Modules in this focal area are mainly from Mathematical Statistics, offered by the Department of Statistics and Actuarial Science.
2. Computer Science (Faculty of Science): Computer Science studies the principles and practice of computation and data processing; it considers problem-solving techniques and data manipulation for everything from routing data over the Internet and powering your social media feeds, to controlling GPS satellites, manufacturing robots, or even your computer.
Modules in this focal area are mainly from Computer Science, offered by the Division of Computer Science.
3. Analytics and Optimisation (Faculty of Economic and Management Sciences): Operations researchers use analytics and optimisation techniques to make a difference in the world.
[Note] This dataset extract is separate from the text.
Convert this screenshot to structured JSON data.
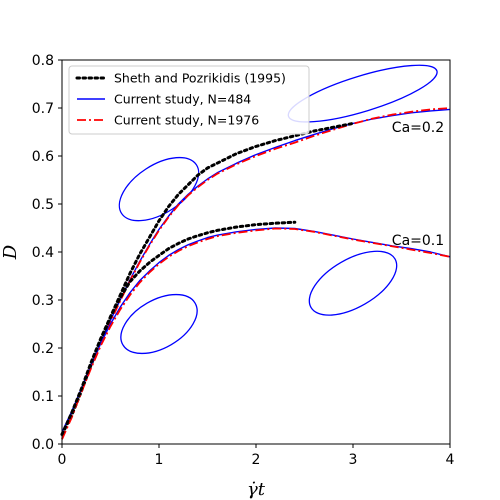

Mathematics is applied to complex problems to find meaningful, data-driven insights and improvements. Operations research is the science of better, evidence-based decision-making.
Modules in this focal area are mainly from Operations Research, offered by the Department of Logistics.
4. Applied Mathematics (Faculty of Science): Applied mathematics looks at real-world applications of mathematical methods in fields such as science, engineering, business, computer science and industry. It is therefore a combination of maths, science and domain knowledge.
Modules in this focal area are mainly from Applied Mathematics, offered by the Division of Applied Mathematics.
5. Behavioural Economics (Faculty of Economic and Management Sciences): Behavioural economics studies how psychological and economic factors affect the decisions we make as investors, consumers, voters and workers. Applying these theories to data provides data scientists with the opportunity to understand, predict and influence human behaviour.
Modules in this focal area are mainly from Economics, offered by the Department of Economics.
6. Statistical Genetics (Faculty of AgriSciences): Statistical genetics is the field of study where statistical methods are used to make inferences of genetic data. It is used in fields such as population quantitative genetics by for example plant breeders and conservation geneticists and in genetic epidemiology where the effects of genes on diseases are studied.
Modules in this focal area are mainly from Biology and Statistical Genetics, offered by the Department of Genetics.
7. Geoinformatics (Faculty of Arts and Social Sciences): Geoinformatics is the science and technology dealing with the structure and character of spatial information, its capture, its classification and qualification, its storage, processing, portrayal and dissemination.
Modules in this focal area are mainly from Geoinformatics, offered by the Department of Geography and Environmental Studies.
8. Statistical Physics (Faculty of Science): Statistical physics uses sophisticated maths and simulations to explore and understand the physics underlying everything from quantum mechanics to phase transitions to factory nuts and bolts.
Modules in this focal area are mainly from Statistical Physics, offered by the Department of Physics.